I just scrolled through and found an interesting perspective on Usual, the trending stablecoin protocol. So before we dive deeper, it’s really important to understand what Usual means in this crypto context.



So, Usual actually has two main roles. First, it’s a protocol that issues USD0, a stablecoin fully backed 1:1 by real-world assets (RWA) without requiring special permission. Second, USUAL is a governance token that allows the community to steer the protocol’s development direction. With this understanding, it’s now clear what they’re trying to do.

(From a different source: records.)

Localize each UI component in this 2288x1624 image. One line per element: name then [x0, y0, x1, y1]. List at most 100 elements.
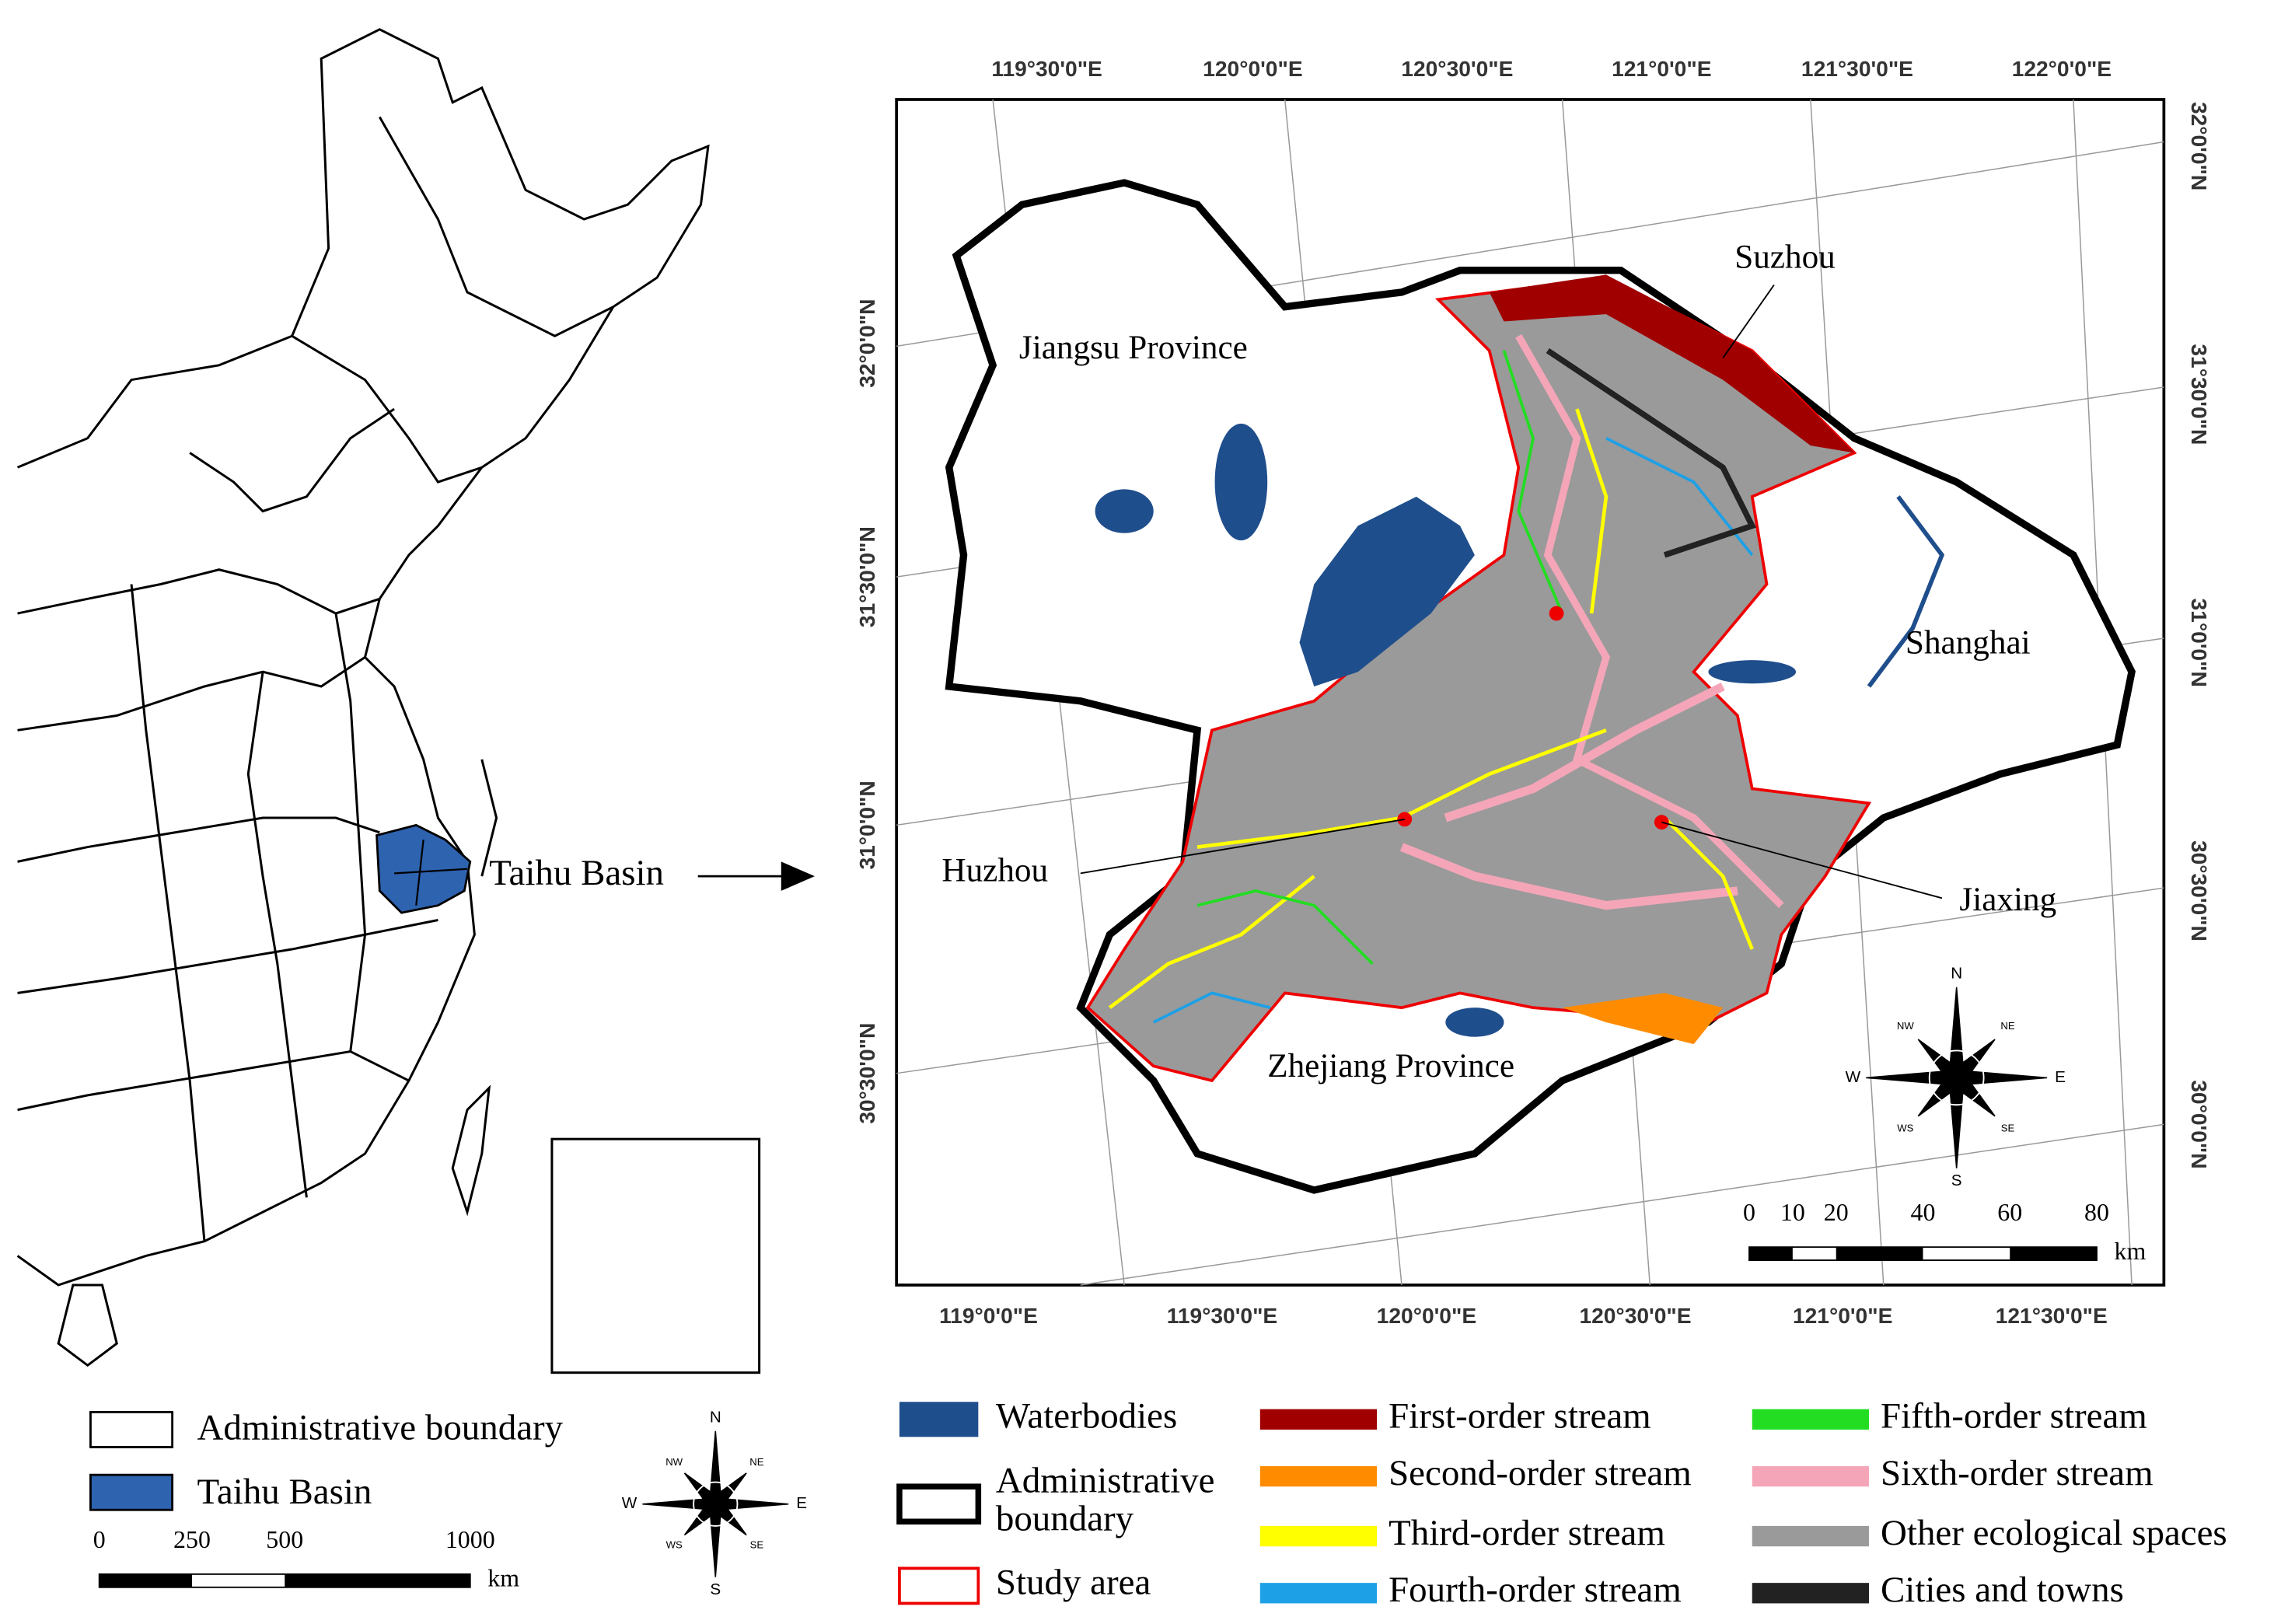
compass-label: NE	[2000, 1020, 2014, 1032]
legend-label: Second-order stream	[1389, 1453, 1692, 1493]
compass-label: S	[710, 1580, 721, 1598]
scale-tick-label: 250	[173, 1526, 211, 1553]
top-coord-label: 120°0'0"E	[1203, 56, 1302, 81]
left-coord-label: 30°30'0"N	[854, 1023, 879, 1124]
place-label: Suzhou	[1734, 239, 1836, 275]
scale-tick-label: 80	[2084, 1199, 2109, 1226]
place-label: Jiaxing	[1959, 882, 2056, 918]
legend-label: First-order stream	[1389, 1396, 1651, 1437]
scale-tick-label: 20	[1824, 1199, 1849, 1226]
right-coord-label: 31°30'0"N	[2187, 344, 2212, 445]
compass-label: WS	[666, 1538, 683, 1550]
arrow-head	[781, 861, 815, 891]
place-labels: Jiangsu Province Suzhou Shanghai Huzhou Jiax…	[941, 239, 2056, 1084]
right-coord-label: 30°0'0"N	[2187, 1080, 2212, 1168]
compass-label: NE	[749, 1456, 763, 1468]
left-coord-label: 32°0'0"N	[854, 299, 879, 387]
compass-label: SE	[2001, 1123, 2015, 1134]
legend-swatch	[1752, 1525, 1869, 1547]
scale-unit: km	[2115, 1238, 2147, 1265]
study-area	[1085, 276, 1872, 1083]
top-coord-label: 122°0'0"E	[2012, 56, 2112, 81]
legend-swatch	[1752, 1583, 1869, 1604]
south-china-sea-inset	[550, 1137, 761, 1374]
compass-label: N	[710, 1408, 721, 1426]
basin-boundary	[394, 840, 468, 906]
compass-rose	[642, 1430, 789, 1577]
china-outline	[16, 28, 710, 1367]
compass-label: SE	[750, 1538, 764, 1550]
left-coord-label: 31°0'0"N	[854, 781, 879, 869]
place-label: Shanghai	[1906, 624, 2031, 661]
legend-label: Waterbodies	[996, 1396, 1177, 1437]
legend: Waterbodies Administrative boundary Study a…	[896, 1396, 2227, 1610]
legend-swatch	[89, 1473, 174, 1511]
compass-label: W	[1846, 1068, 1861, 1086]
right-coord-label: 32°0'0"N	[2187, 102, 2212, 190]
legend-label-line: boundary	[996, 1498, 1134, 1538]
taihu-basin-area	[376, 823, 472, 914]
scale-tick-label: 500	[266, 1526, 303, 1553]
legend-label: Other ecological spaces	[1881, 1513, 2227, 1553]
top-coord-label: 121°30'0"E	[1801, 56, 1913, 81]
legend-swatch	[899, 1402, 979, 1437]
scale-tick-label: 60	[1997, 1199, 2022, 1226]
legend-swatch	[89, 1410, 174, 1448]
first-order-stream	[1489, 274, 1855, 453]
legend-label: Fourth-order stream	[1389, 1570, 1682, 1610]
right-coord-label: 30°30'0"N	[2187, 840, 2212, 941]
legend-swatch	[1259, 1465, 1378, 1487]
bottom-coord-label: 120°0'0"E	[1377, 1303, 1476, 1328]
legend-label: Third-order stream	[1389, 1513, 1665, 1553]
scale-tick-label: 0	[93, 1526, 106, 1553]
top-coord-label: 119°30'0"E	[991, 56, 1102, 81]
scale-segment	[99, 1573, 192, 1587]
scale-segment	[1748, 1247, 1793, 1261]
bottom-coord-label: 119°0'0"E	[939, 1303, 1038, 1328]
legend-label: Cities and towns	[1881, 1570, 2124, 1610]
legend-label: Study area	[996, 1563, 1151, 1603]
scale-segment	[285, 1573, 470, 1587]
legend-swatch	[1752, 1465, 1869, 1487]
second-order-stream	[1562, 993, 1724, 1045]
scale-unit: km	[487, 1565, 519, 1592]
top-coord-label: 120°30'0"E	[1401, 56, 1513, 81]
legend-swatch	[1259, 1583, 1378, 1604]
compass-label: E	[796, 1494, 807, 1512]
scale-tick-label: 10	[1780, 1199, 1805, 1226]
place-label: Jiangsu Province	[1019, 330, 1248, 366]
legend-label-line: Administrative	[996, 1460, 1215, 1500]
bottom-coord-label: 119°30'0"E	[1167, 1303, 1278, 1328]
scale-tick-label: 1000	[445, 1526, 495, 1553]
place-label: Zhejiang Province	[1267, 1048, 1514, 1084]
scale-segment	[1836, 1247, 1923, 1261]
streams	[1108, 334, 1784, 1024]
scale-tick-label: 40	[1911, 1199, 1936, 1226]
callout-label: Taihu Basin	[489, 853, 664, 893]
legend-swatch	[898, 1566, 980, 1605]
legend-label: Administrative boundary	[197, 1408, 564, 1448]
compass-rose	[1866, 987, 2048, 1168]
legend-swatch	[1259, 1409, 1378, 1430]
city-markers	[1397, 606, 1669, 830]
leader-lines	[1080, 284, 1943, 899]
right-coord-label: 31°0'0"N	[2187, 598, 2212, 686]
coordinate-labels: 119°30'0"E 120°0'0"E 120°30'0"E 121°0'0"E 12…	[854, 56, 2212, 1328]
legend-label: Fifth-order stream	[1881, 1396, 2147, 1437]
legend-swatch	[1752, 1409, 1869, 1430]
legend-swatch	[896, 1483, 982, 1525]
compass-label: E	[2055, 1068, 2066, 1086]
compasses: N NE E SE S WS W NW N NE E SE S WS W NW	[622, 964, 2066, 1598]
compass-label: WS	[1897, 1123, 1913, 1134]
bottom-coord-label: 120°30'0"E	[1579, 1303, 1691, 1328]
legend-swatch	[1259, 1525, 1378, 1547]
bottom-coord-label: 121°30'0"E	[1996, 1303, 2108, 1328]
compass-label: NW	[1897, 1020, 1914, 1032]
place-label: Huzhou	[941, 852, 1048, 889]
legend-label: Administrative boundary	[996, 1460, 1215, 1538]
top-coord-label: 121°0'0"E	[1612, 56, 1711, 81]
bottom-coord-label: 121°0'0"E	[1793, 1303, 1892, 1328]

Now, you might ask, do we really need a new stablecoin? The market is already dominated by Tether and Circle, with valuations exceeding $200 billion USD. But here’s the interesting problem. In 2023, those two giants generated over $10 billion USD in revenue, but liquidity providers? They don’t get a share of those huge profits. A model that privatizes profits but shares risks with the public clearly contradicts the spirit of DeFi. What does Usual as an alternative mean? It’s an effort to change that paradigm.

Furthermore, even though RWA is hot in crypto, US government bond products still have fewer than 5,000 holders on mainnet. This shows that integrating RWA and DeFi still faces many challenges. Plus, DeFi users generally want to share in the success of the projects they support, but existing reward models often ignore the risks early users bear.

From this, Usual proposes three unique values. First, full on-chain stablecoin governance. Unlike traditional centralized stablecoins, decisions about risk policy, collateral types, and liquidity incentive strategies are entirely in the hands of the token-holding community. This ensures neutrality and transparency.

Second, solving the bankruptcy isolation problem. Traditional reserve stablecoins are often stored in commercial banks, exposing them to partial reserve risks like those seen with Silicon Valley Bank. Usual takes a different approach with direct links to short-term government bonds and strict risk policies, ensuring 100% asset backing.

Third, redefining ownership and revenue sharing. Users don’t just earn yields from collateral, but more importantly, they have full control over the protocol, treasury, and future revenue through governance tokens.

The Usual product scheme has three components. USD0 is the foundation—safe and stable, the first RWA stablecoin combining various US government bonds. This design isolates it from traditional banking system bankruptcy risks and avoids systematic risk.

Then there’s USD0++, an innovative product that’s basically an enhanced government bond. Users lock their principal in USD0 for 4 years and receive dual income streams. The first layer is the base yield from bonds, guaranteed through the BIG mechanism. The second layer is incremental revenue from protocol growth paid in USUAL tokens. The 4-year timeline aligns with US government bond maturities and provides enough time for protocol development.

The USUAL token itself is the core governance token with a sophisticated value capture mechanism. Holders don’t just vote; their voting weight is linked to their contribution to the protocol. All revenue from protocol fees directly support USUAL’s value. Plus, there’s a staking mechanism for continuous revenue sharing, and a deflationary design to ensure long-term value appreciation as AUM grows.

From a valuation perspective, there are several key dimensions. The current market cap of USDT and USDC combined has already surpassed $185 billion and $78 billion USD respectively, with annual revenues over $10 billion. If Usual can capture even 5% of this market share, its valuation would be significant. Also, the growth potential of the RWA sector is massive as traditional finance gradually enters the crypto space.

Of course, there are risks to watch out for. Regulatory uncertainty is the most obvious, given increasing global financial oversight. Market education costs can’t be ignored either, because this complex model requires substantial resources for user education. Plus, competitive risk—once this model proves successful, more competitors will likely emerge.

Overall, Usual represents an important exploratory direction in the era of DeFi 2.0. It’s not just copying existing models but attempting to solve real problems through technological innovation. For long-term value investors, this is definitely worth attention. But still, allocate your positions rationally according to your risk capacity and investment cycle, and manage risks carefully.